Wildeshausen - Bereits 2016 waren die Planungen öffentlich geworden, jetzt nähert sich das Projekt der Ziellinie: Wenn der Baufortschritt wie geplant läuft, wird im Oktober oder November ein neuer Biosupermarkt der Aleco-Gruppe am Westring in Wildeshausen eröffnen. „Ein genaues Datum können wir zur Zeit jedoch nicht nennen“, sagt Georg Appel, Geschäftsführer der Firma Aleco.
Bis zur Eröffnung des 22. Marktes der Bio-Kette war es ein weiter Weg. „Angefangen haben wir als Auslieferer für Lebensmittel aus ökologischer Landwirtschaft für Privatkunden“. Nach vier Jahren mit dem Lieferservice hätte man gemerkt, dass in Ottersberg bei Bremen der Fokus liege, und sich 1993 getraut, dort den ersten Markt zu eröffnen. Seit 1999 ist man dort auf 450 Quadratmetern Verkaufsfläche beheimatet. „Wir waren damals die ersten im norddeutschen Raum, die ein solches Konzept probiert haben“, berichtet Appel.
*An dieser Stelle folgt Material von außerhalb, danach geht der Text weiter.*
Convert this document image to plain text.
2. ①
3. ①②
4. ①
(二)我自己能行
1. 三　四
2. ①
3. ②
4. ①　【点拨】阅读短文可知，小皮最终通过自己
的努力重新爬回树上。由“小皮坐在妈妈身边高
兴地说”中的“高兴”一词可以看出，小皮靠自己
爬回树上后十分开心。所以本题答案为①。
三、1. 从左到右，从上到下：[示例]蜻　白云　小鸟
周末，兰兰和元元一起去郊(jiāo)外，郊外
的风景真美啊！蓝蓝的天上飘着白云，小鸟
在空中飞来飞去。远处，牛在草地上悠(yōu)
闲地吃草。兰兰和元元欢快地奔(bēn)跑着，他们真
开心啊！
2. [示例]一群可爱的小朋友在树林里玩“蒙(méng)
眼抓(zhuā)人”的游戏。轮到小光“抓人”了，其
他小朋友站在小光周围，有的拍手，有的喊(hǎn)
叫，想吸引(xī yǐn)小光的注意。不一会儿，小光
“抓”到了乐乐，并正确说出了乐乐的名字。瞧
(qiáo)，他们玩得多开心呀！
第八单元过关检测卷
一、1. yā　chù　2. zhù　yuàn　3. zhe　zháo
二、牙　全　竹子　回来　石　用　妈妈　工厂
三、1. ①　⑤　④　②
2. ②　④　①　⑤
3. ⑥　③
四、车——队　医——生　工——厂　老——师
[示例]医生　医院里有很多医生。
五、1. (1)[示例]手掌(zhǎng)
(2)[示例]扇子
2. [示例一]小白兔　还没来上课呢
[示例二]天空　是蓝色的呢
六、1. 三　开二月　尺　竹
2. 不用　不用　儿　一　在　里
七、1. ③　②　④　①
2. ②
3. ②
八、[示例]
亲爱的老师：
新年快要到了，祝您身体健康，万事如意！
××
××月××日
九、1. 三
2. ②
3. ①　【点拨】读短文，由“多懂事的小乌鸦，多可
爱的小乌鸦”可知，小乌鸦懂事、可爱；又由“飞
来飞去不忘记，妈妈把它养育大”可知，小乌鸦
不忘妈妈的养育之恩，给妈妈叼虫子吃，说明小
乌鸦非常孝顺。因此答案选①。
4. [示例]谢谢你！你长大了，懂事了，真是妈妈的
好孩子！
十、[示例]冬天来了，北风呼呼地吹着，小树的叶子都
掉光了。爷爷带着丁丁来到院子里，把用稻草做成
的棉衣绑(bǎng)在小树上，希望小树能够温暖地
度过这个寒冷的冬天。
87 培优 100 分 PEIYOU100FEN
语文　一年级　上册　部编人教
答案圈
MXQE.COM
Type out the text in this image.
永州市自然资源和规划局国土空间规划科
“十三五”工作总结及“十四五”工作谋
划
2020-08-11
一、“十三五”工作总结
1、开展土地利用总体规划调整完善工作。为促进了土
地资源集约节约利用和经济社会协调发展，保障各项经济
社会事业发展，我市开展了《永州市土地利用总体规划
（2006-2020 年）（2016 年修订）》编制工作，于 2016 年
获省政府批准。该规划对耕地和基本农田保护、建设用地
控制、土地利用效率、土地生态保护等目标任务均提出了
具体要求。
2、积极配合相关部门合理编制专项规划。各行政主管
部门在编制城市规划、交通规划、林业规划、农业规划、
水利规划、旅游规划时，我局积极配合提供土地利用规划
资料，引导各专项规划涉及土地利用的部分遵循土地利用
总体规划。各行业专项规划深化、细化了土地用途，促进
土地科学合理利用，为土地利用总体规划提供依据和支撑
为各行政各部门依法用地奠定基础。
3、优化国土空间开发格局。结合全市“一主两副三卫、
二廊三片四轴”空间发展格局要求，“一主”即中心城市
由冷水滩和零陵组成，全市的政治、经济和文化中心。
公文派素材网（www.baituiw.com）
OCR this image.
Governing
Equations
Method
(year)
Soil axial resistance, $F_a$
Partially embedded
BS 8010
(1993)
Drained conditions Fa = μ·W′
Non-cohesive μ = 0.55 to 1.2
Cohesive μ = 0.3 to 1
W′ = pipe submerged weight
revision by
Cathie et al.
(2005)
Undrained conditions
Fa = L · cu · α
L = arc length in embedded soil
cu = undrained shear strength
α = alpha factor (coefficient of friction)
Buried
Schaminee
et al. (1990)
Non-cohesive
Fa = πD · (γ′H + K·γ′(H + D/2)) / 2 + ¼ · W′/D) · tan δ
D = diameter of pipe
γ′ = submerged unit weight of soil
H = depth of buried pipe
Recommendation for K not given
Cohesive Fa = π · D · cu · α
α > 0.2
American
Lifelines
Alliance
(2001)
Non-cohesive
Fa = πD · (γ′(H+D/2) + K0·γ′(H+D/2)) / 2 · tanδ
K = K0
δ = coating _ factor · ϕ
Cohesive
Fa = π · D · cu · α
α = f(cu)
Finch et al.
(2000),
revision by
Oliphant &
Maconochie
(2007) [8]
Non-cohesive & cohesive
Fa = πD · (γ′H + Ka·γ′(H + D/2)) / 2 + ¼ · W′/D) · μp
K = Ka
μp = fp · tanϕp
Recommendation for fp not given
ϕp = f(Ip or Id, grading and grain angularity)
Ab dem Ende der 1990er habe sich nach und nach ein neuer Geschäftstyp in der Bio-Branche etabliert. Wie Appel formuliert, habe es eine „sukzessive Zweiteilung der Branche“ gegeben. Neben den traditionellen, kleineren Bioläden eröffneten vermehrt Bio-Supermärkte. Ein Modell, dem auch die Aleco-Gruppe nachgegangen ist. „Man hat so den Vorteil der größeren Fläche, auf der ein größeres Sortiment angeboten werden kann“, erzählt der Gründer des Familienunternehmens. „Natürlich ist das Persönliche der kleinen Bioläden dabei ein wenig verloren gegangen“, gibt Appel zu. „Wir sortieren uns aber so ein, dass wir beides hinkriegen.“ Das gehe allerdings nicht zu hundert Prozent.
Die meisten Aleco-Märkte bewegen sich in einer Größenordnung von 500 bis 600 Quadratmetern. In Wildeshausen sei man mit etwa 800 Quadratmetern an der selbst gesetzten Obergrenze.
Auf der Verkaufsfläche wird in Zukunft ein im Hause Aleco bewährtes Rezept umgesetzt. Neben einer Bäckerei-Theke wird es auch eine Käsetheke geben. Frischfleisch wird jedoch nur abgepackt verkauft.
Nach einer weiteren Expansion seiner Firma gefragt, reagiert Appel verhalten. „Wir setzen auf langsames Wachstum und haben keine konkreten Pläne.“ Eine weitere Expansion mache man, wie in der Vergangenheit auch, von den Erfahrungen abhängig, die an den neuen Standorten gewonnen würden.
Aleco wird das neue Gebäude am Westring mieten, die Nordmann-Gruppe tritt als Investor auf.